To improve AI computing power, heterogeneous optimization is also key
Recently, the explosive debut of ChatGPT has really amazed people, allowing the general public to "intimately" experience the magical power of artificial intelligence (AI) and get a glimpse of the bright prospects of the intelligent future.
However, while AI is getting closer and closer to life, making people full of longing and excitement for the future, there are also calm analyzes pointing out that large-scale AI applications such as ChatGPT are also "gold-eating beasts", which bring not only It’s just the computing power consumption that makes people urgently call “AI computing power urgent” (some research shows that the scale of China’s intelligent computing power demand will enter the 10 trillion floating point calculations per second (ZFLOPS) level by 2026, reaching 1,271.4EFLOPS, from 2021 to 2026, the annual compound growth rate will reach 52.3% 1 ); there are also a wide range of AI application scenarios from the cloud, edge to terminal, making the IT operation environment increasingly complex and diverse, allowing various AI solutions to operate in heterogeneous It has become an urgent need for the platform to be convenient, easy to use and effectively optimized.
Heterogeneous computing mainly refers to the computing method of systems composed of computing units with different types of instruction sets and architectures. It is widely used in cloud data centers, edge computing scenarios, etc.
The rise of heterogeneous computing is closely related to workloads. Among application scenarios that can effectively take advantage of heterogeneous computing, the artificial intelligence scenario can be said to be one of the typical representative scenarios. Whether it is deep learning training or deep learning inference, a large number of Matrix operations require stronger support from heterogeneous computing; as AI applications rapidly move to the edge, the resulting cloud-edge collaboration puts forward higher requirements for heterogeneous computing. While computing platforms improve their own computing power, they also need to provide optimization strategies to help users better improve the performance of AI solutions and help AI applications reduce costs and increase efficiency.
Tencent Cloud innovatively creates TACO Kit,
Provide heterogeneous acceleration for AI applications
In order to help users cope with the challenges brought by increasingly complex heterogeneous environments to AI applications, Tencent Cloud innovatively launched the computing acceleration kit TACO Kit (TencentCloud Accelerated Computing Optimization Kit) , which provides full-stack software and hardware on heterogeneous hardware platforms.
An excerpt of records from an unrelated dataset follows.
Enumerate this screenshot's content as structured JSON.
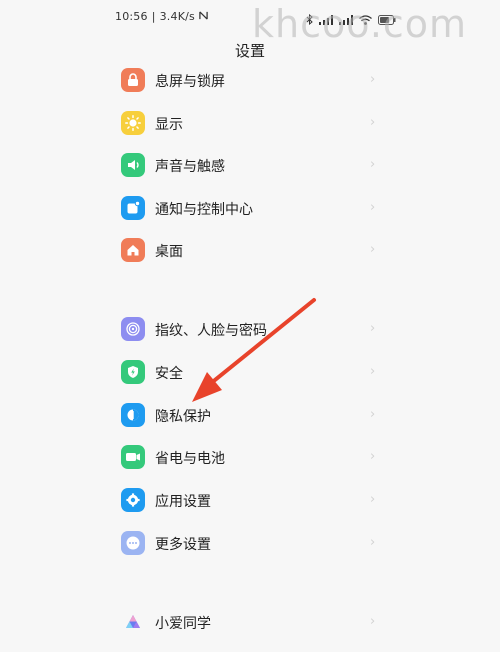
{
  "status_bar": {
    "time": "10:56",
    "speed": "3.4K/s"
  },
  "watermark": "khcoo.com",
  "page": {
    "title": "设置"
  },
  "groups": [
    {
      "items": [
        {
          "id": "lockscreen",
          "label": "息屏与锁屏",
          "icon": "lock-screen-icon",
          "color": "#f07c58"
        },
        {
          "id": "display",
          "label": "显示",
          "icon": "sun-icon",
          "color": "#f7cf3c"
        },
        {
          "id": "sound",
          "label": "声音与触感",
          "icon": "speaker-icon",
          "color": "#34c97b"
        },
        {
          "id": "notifications",
          "label": "通知与控制中心",
          "icon": "notification-icon",
          "color": "#1e9bf0"
        },
        {
          "id": "desktop",
          "label": "桌面",
          "icon": "home-icon",
          "color": "#f07c58"
        }
      ]
    },
    {
      "items": [
        {
          "id": "fingerprint",
          "label": "指纹、人脸与密码",
          "icon": "fingerprint-icon",
          "color": "#8d8df0"
        },
        {
          "id": "security",
          "label": "安全",
          "icon": "shield-icon",
          "color": "#34c97b"
        },
        {
          "id": "privacy",
          "label": "隐私保护",
          "icon": "privacy-icon",
          "color": "#1e9bf0"
        },
        {
          "id": "battery",
          "label": "省电与电池",
          "icon": "battery-icon",
          "color": "#34c97b"
        },
        {
          "id": "apps",
          "label": "应用设置",
          "icon": "gear-icon",
          "color": "#1e9bf0"
        },
        {
          "id": "more",
          "label": "更多设置",
          "icon": "more-icon",
          "color": "#9bb4f2"
        }
      ]
    },
    {
      "items": [
        {
          "id": "xiaoai",
          "label": "小爱同学",
          "icon": "xiaoai-icon",
          "color": "#6a7cf0"
        }
      ]
    }
  ],
  "annotation_arrow": {
    "color": "#e8432b"
  }
}
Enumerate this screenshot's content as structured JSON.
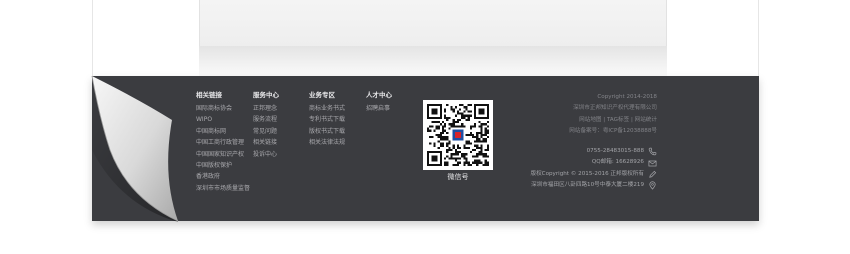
{
  "footer": {
    "columns": [
      {
        "title": "相关链接",
        "items": [
          "国际商标协会",
          "WIPO",
          "中国商标网",
          "中国工商行政管理",
          "中国国家知识产权",
          "中国版权保护",
          "香港政府",
          "深圳市市场质量监督"
        ]
      },
      {
        "title": "服务中心",
        "items": [
          "正邦理念",
          "服务流程",
          "常见问题",
          "相关链接",
          "投诉中心"
        ]
      },
      {
        "title": "业务专区",
        "items": [
          "商标业务书式",
          "专利书式下载",
          "版权书式下载",
          "相关法律法规"
        ]
      },
      {
        "title": "人才中心",
        "items": [
          "招聘启事"
        ]
      }
    ],
    "qr": {
      "label": "微信号"
    },
    "right_info": [
      "Copyright 2014-2018",
      "深圳市正邦知识产权代理有限公司",
      "网站地图 | TAG标签 | 网站统计",
      "网站备案号：粤ICP备12038888号"
    ],
    "contact": {
      "phone": "0755-28483015-888",
      "qq": "QQ邮箱: 16628926",
      "copyright": "版权Copyright © 2015-2016 正邦版权所有",
      "address": "深圳市福田区八卦四路10号中泰大厦二楼219"
    }
  },
  "colors": {
    "footer_bg": "#3b3c40",
    "link": "#a9a9ad",
    "title": "#e6e6e8"
  }
}
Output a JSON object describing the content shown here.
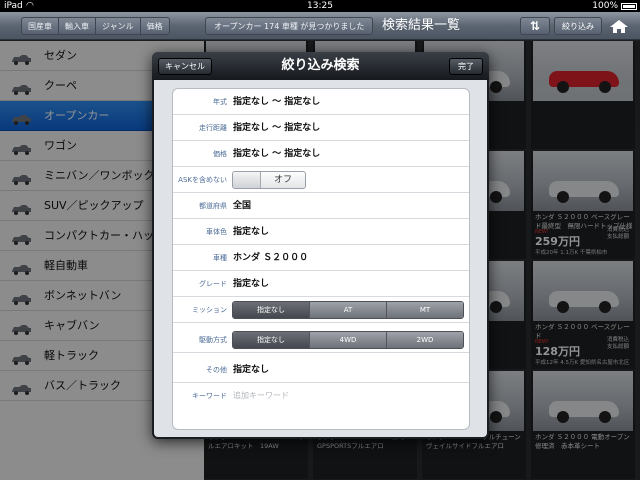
{
  "status": {
    "device": "iPad",
    "time": "13:25",
    "battery": "100%"
  },
  "nav": {
    "segments": [
      "国産車",
      "輸入車",
      "ジャンル",
      "価格"
    ],
    "count_text": "オープンカー 174 車種 が見つかりました",
    "title": "検索結果一覧",
    "filter_label": "絞り込み"
  },
  "sidebar": {
    "items": [
      {
        "label": "セダン"
      },
      {
        "label": "クーペ"
      },
      {
        "label": "オープンカー",
        "active": true
      },
      {
        "label": "ワゴン"
      },
      {
        "label": "ミニバン／ワンボック"
      },
      {
        "label": "SUV／ピックアップ"
      },
      {
        "label": "コンパクトカー・ハッ"
      },
      {
        "label": "軽自動車"
      },
      {
        "label": "ボンネットバン"
      },
      {
        "label": "キャブバン"
      },
      {
        "label": "軽トラック"
      },
      {
        "label": "バス／トラック"
      }
    ]
  },
  "results": {
    "tiles": [
      {
        "title": "",
        "price": "",
        "desc": "",
        "red": false
      },
      {
        "title": "",
        "price": "",
        "desc": "",
        "red": false
      },
      {
        "title": "",
        "price": "",
        "desc": "",
        "red": true
      },
      {
        "title": "",
        "price": "",
        "desc": "",
        "red": false
      },
      {
        "title": "",
        "price": "",
        "desc": "",
        "red": false
      },
      {
        "title": "ホンダ Ｓ２０００ ベースグレード最終型　無限ハードトップ仕様",
        "new": "NEW!",
        "price": "259万円",
        "tax": "消費税込\n支払総額",
        "desc": "平成20年 1.1万K 千葉県柏市",
        "red": false
      },
      {
        "title": "",
        "price": "",
        "desc": "",
        "red": false
      },
      {
        "title": "",
        "price": "",
        "desc": "",
        "red": false
      },
      {
        "title": "ホンダ Ｓ２０００ ベースグレード",
        "new": "NEW!",
        "price": "128万円",
        "tax": "消費税込\n支払総額",
        "desc": "平成12年 4.5万K 愛知県名古屋市北区",
        "red": false
      },
      {
        "title": "ホンダ Ｓ２０００ amuseGT1フルエアロキット　19AW",
        "price": "",
        "desc": "",
        "red": false
      },
      {
        "title": "ホンダ Ｓ２０００ EGOH鼻のGPSPORTSフルエアロ",
        "price": "",
        "desc": "",
        "red": false
      },
      {
        "title": "ホンダ Ｓ２０００ フルチューンヴェイルサイドフルエアロ",
        "price": "",
        "desc": "",
        "red": false
      },
      {
        "title": "ホンダ Ｓ２０００ 電動オープン修理済　赤本革シート",
        "price": "",
        "desc": "",
        "red": false
      }
    ]
  },
  "modal": {
    "title": "絞り込み検索",
    "cancel_label": "キャンセル",
    "done_label": "完了",
    "fields": {
      "year": {
        "label": "年式",
        "value": "指定なし 〜 指定なし"
      },
      "mileage": {
        "label": "走行距離",
        "value": "指定なし 〜 指定なし"
      },
      "price": {
        "label": "価格",
        "value": "指定なし 〜 指定なし"
      },
      "ask": {
        "label": "ASKを含めない",
        "value": "オフ"
      },
      "prefecture": {
        "label": "都道府県",
        "value": "全国"
      },
      "color": {
        "label": "車体色",
        "value": "指定なし"
      },
      "model": {
        "label": "車種",
        "value": "ホンダ Ｓ２０００"
      },
      "grade": {
        "label": "グレード",
        "value": "指定なし"
      },
      "mission": {
        "label": "ミッション",
        "options": [
          "指定なし",
          "AT",
          "MT"
        ],
        "selected": "指定なし"
      },
      "drive": {
        "label": "駆動方式",
        "options": [
          "指定なし",
          "4WD",
          "2WD"
        ],
        "selected": "指定なし"
      },
      "other": {
        "label": "その他",
        "value": "指定なし"
      },
      "keyword": {
        "label": "キーワード",
        "placeholder": "追加キーワード"
      }
    }
  }
}
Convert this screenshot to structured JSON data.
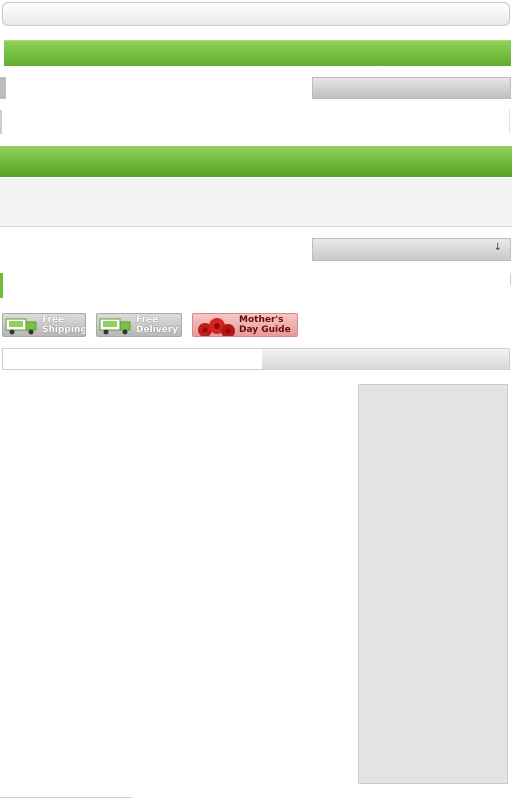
{
  "badges": {
    "free_shipping": "Free\nShipping",
    "free_delivery": "Free\nDelivery",
    "mothers_day": "Mother's\nDay Guide"
  },
  "sort": {
    "arrow": "↓"
  },
  "colors": {
    "green": "#6fbf3a",
    "panel_gray": "#e3e3e3",
    "badge_pink": "#e59a9a"
  },
  "icons": {
    "shipping": "truck-icon",
    "delivery": "truck-icon",
    "mothers_day": "rose-icon"
  }
}
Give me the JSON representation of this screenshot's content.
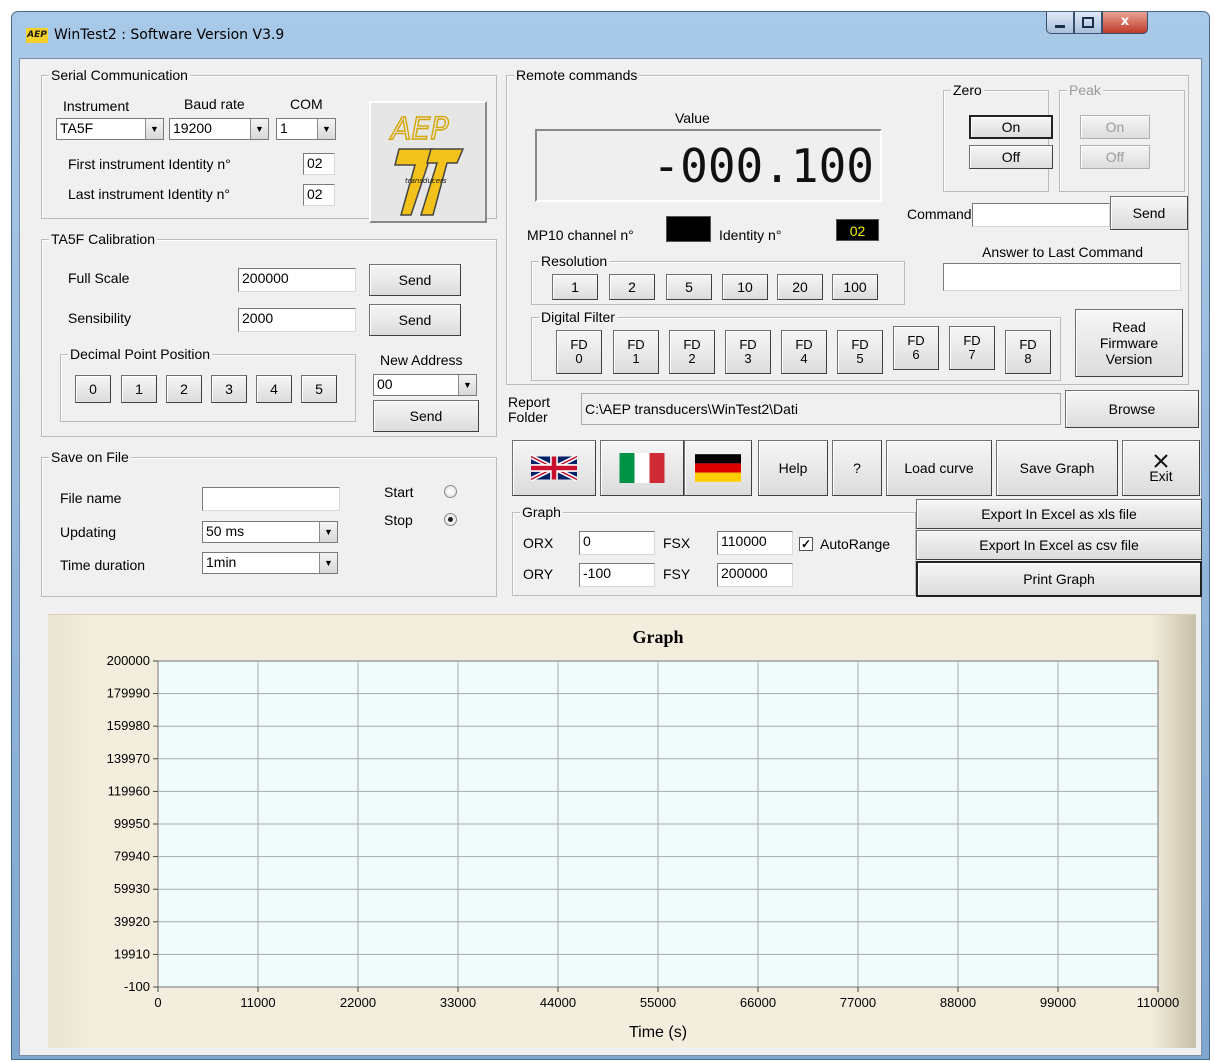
{
  "window": {
    "title": "WinTest2 : Software Version V3.9",
    "icon_text": "AEP",
    "minimize_icon": "minimize-icon",
    "maximize_icon": "maximize-icon",
    "close_icon": "close-icon",
    "close_label": "x"
  },
  "serial": {
    "title": "Serial Communication",
    "instrument_label": "Instrument",
    "baud_label": "Baud rate",
    "com_label": "COM",
    "instrument_value": "TA5F",
    "baud_value": "19200",
    "com_value": "1",
    "first_id_label": "First instrument Identity n°",
    "first_id_value": "02",
    "last_id_label": "Last instrument Identity n°",
    "last_id_value": "02"
  },
  "logo": {
    "text": "AEP",
    "subtext": "transducers"
  },
  "calibration": {
    "title": "TA5F Calibration",
    "full_scale_label": "Full Scale",
    "full_scale_value": "200000",
    "sensibility_label": "Sensibility",
    "sensibility_value": "2000",
    "send_label": "Send",
    "decimal_title": "Decimal Point Position",
    "decimal_buttons": [
      "0",
      "1",
      "2",
      "3",
      "4",
      "5"
    ],
    "new_address_label": "New Address",
    "new_address_value": "00"
  },
  "save_file": {
    "title": "Save on File",
    "file_name_label": "File name",
    "file_name_value": "",
    "updating_label": "Updating",
    "updating_value": "50 ms",
    "time_duration_label": "Time duration",
    "time_duration_value": "1min",
    "start_label": "Start",
    "stop_label": "Stop",
    "selected": "Stop"
  },
  "remote": {
    "title": "Remote commands",
    "value_label": "Value",
    "value_display": "-000.100",
    "zero_title": "Zero",
    "peak_title": "Peak",
    "on_label": "On",
    "off_label": "Off",
    "command_label": "Command",
    "command_value": "",
    "send_label": "Send",
    "answer_label": "Answer to Last Command",
    "answer_value": "",
    "mp10_label": "MP10 channel n°",
    "identity_label": "Identity n°",
    "identity_value": "02",
    "resolution_title": "Resolution",
    "resolution_buttons": [
      "1",
      "2",
      "5",
      "10",
      "20",
      "100"
    ],
    "filter_title": "Digital Filter",
    "filter_buttons": [
      "FD\n0",
      "FD\n1",
      "FD\n2",
      "FD\n3",
      "FD\n4",
      "FD\n5",
      "FD\n6",
      "FD\n7",
      "FD\n8"
    ],
    "read_firmware_label": "Read\nFirmware\nVersion"
  },
  "report": {
    "label": "Report\nFolder",
    "path": "C:\\AEP transducers\\WinTest2\\Dati",
    "browse_label": "Browse"
  },
  "toolbar": {
    "help_label": "Help",
    "question_label": "?",
    "load_curve_label": "Load curve",
    "save_graph_label": "Save Graph",
    "exit_label": "Exit",
    "exit_icon": "x-mark-icon",
    "uk_flag_icon": "uk-flag-icon",
    "italy_flag_icon": "italy-flag-icon",
    "germany_flag_icon": "germany-flag-icon"
  },
  "graph_settings": {
    "title": "Graph",
    "orx_label": "ORX",
    "orx_value": "0",
    "fsx_label": "FSX",
    "fsx_value": "110000",
    "ory_label": "ORY",
    "ory_value": "-100",
    "fsy_label": "FSY",
    "fsy_value": "200000",
    "autorange_label": "AutoRange",
    "autorange_checked": true
  },
  "export": {
    "xls_label": "Export In Excel as xls file",
    "csv_label": "Export In Excel as csv file",
    "print_label": "Print Graph"
  },
  "chart_data": {
    "type": "line",
    "title": "Graph",
    "xlabel": "Time (s)",
    "ylabel": "",
    "xlim": [
      0,
      110000
    ],
    "ylim": [
      -100,
      200000
    ],
    "x_ticks": [
      "0",
      "11000",
      "22000",
      "33000",
      "44000",
      "55000",
      "66000",
      "77000",
      "88000",
      "99000",
      "110000"
    ],
    "y_ticks": [
      "-100",
      "19910",
      "39920",
      "59930",
      "79940",
      "99950",
      "119960",
      "139970",
      "159980",
      "179990",
      "200000"
    ],
    "series": [],
    "grid": true,
    "plot_background": "#f0fcfc",
    "grid_color": "#a9a9a9"
  }
}
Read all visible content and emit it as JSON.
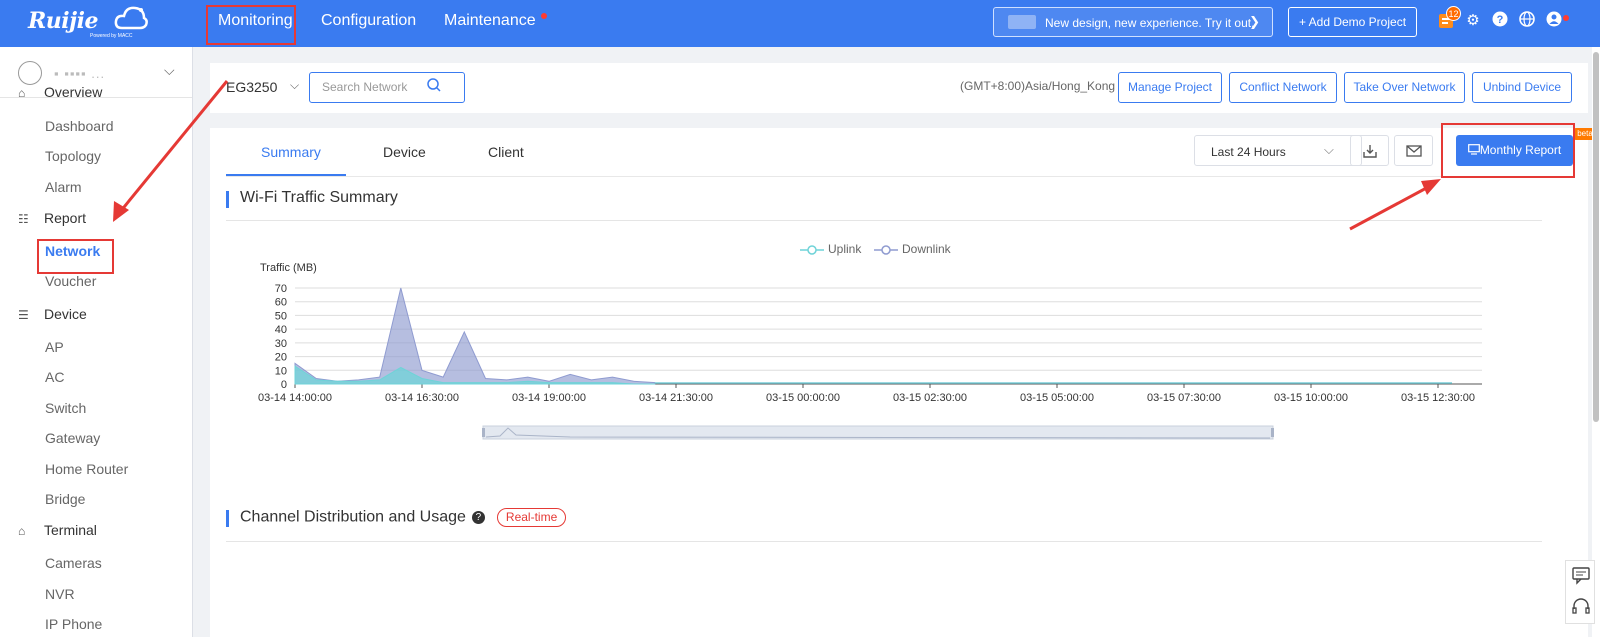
{
  "topbar": {
    "logo_text": "Ruijie",
    "logo_sub": "Powered by MACC",
    "nav": [
      "Monitoring",
      "Configuration",
      "Maintenance"
    ],
    "promo_text": "New design, new experience. Try it out.",
    "demo_button": "+ Add Demo Project",
    "notification_count": "12",
    "colors": {
      "bar": "#3a7bf0",
      "highlight": "#e53935"
    }
  },
  "sidebar": {
    "user_name": "▪ ▪▪▪▪ ...",
    "items": [
      {
        "type": "item",
        "label": "Overview"
      },
      {
        "type": "item",
        "label": "Dashboard"
      },
      {
        "type": "item",
        "label": "Topology"
      },
      {
        "type": "item",
        "label": "Alarm"
      },
      {
        "type": "group",
        "label": "Report",
        "icon": "report-icon"
      },
      {
        "type": "item",
        "label": "Network",
        "active": true
      },
      {
        "type": "item",
        "label": "Voucher"
      },
      {
        "type": "group",
        "label": "Device",
        "icon": "device-icon"
      },
      {
        "type": "item",
        "label": "AP"
      },
      {
        "type": "item",
        "label": "AC"
      },
      {
        "type": "item",
        "label": "Switch"
      },
      {
        "type": "item",
        "label": "Gateway"
      },
      {
        "type": "item",
        "label": "Home Router"
      },
      {
        "type": "item",
        "label": "Bridge"
      },
      {
        "type": "group",
        "label": "Terminal",
        "icon": "terminal-icon"
      },
      {
        "type": "item",
        "label": "Cameras"
      },
      {
        "type": "item",
        "label": "NVR"
      },
      {
        "type": "item",
        "label": "IP Phone"
      }
    ]
  },
  "netbar": {
    "network": "EG3250",
    "search_placeholder": "Search Network",
    "timezone": "(GMT+8:00)Asia/Hong_Kong",
    "actions": [
      "Manage Project",
      "Conflict Network",
      "Take Over Network",
      "Unbind Device"
    ]
  },
  "main": {
    "tabs": [
      "Summary",
      "Device",
      "Client"
    ],
    "range": "Last 24 Hours",
    "report_button": "Monthly Report",
    "beta": "beta",
    "section1": "Wi-Fi Traffic Summary",
    "section2": "Channel Distribution and Usage",
    "realtime": "Real-time"
  },
  "chart_data": {
    "type": "area",
    "title": "",
    "ylabel": "Traffic (MB)",
    "xlabel": "",
    "ylim": [
      0,
      70
    ],
    "yticks": [
      0,
      10,
      20,
      30,
      40,
      50,
      60,
      70
    ],
    "x_tick_labels": [
      "03-14 14:00:00",
      "03-14 16:30:00",
      "03-14 19:00:00",
      "03-14 21:30:00",
      "03-15 00:00:00",
      "03-15 02:30:00",
      "03-15 05:00:00",
      "03-15 07:30:00",
      "03-15 10:00:00",
      "03-15 12:30:00"
    ],
    "legend_position": "top-center",
    "series": [
      {
        "name": "Uplink",
        "color": "#6fd3d8",
        "values": [
          13,
          3,
          2,
          2,
          3,
          12,
          4,
          1,
          1,
          1,
          1,
          2,
          1,
          1,
          1,
          1,
          0,
          0
        ]
      },
      {
        "name": "Downlink",
        "color": "#8f9bd0",
        "values": [
          15,
          4,
          2,
          3,
          5,
          70,
          10,
          5,
          38,
          4,
          3,
          5,
          2,
          7,
          3,
          5,
          2,
          1
        ]
      }
    ],
    "points_per_tick": 6,
    "total_ticks": 10
  }
}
The solution model builds a new heterogeneous computing acceleration software service for AI solution designers, AI developers, and AI users, helping them leverage diversified heterogeneity, high-performance acceleration frameworks, offline virtualization technology, and flexible business models. , easily control multiple computing power, and help AI applications reduce costs and increase efficiency in all aspects and scenarios.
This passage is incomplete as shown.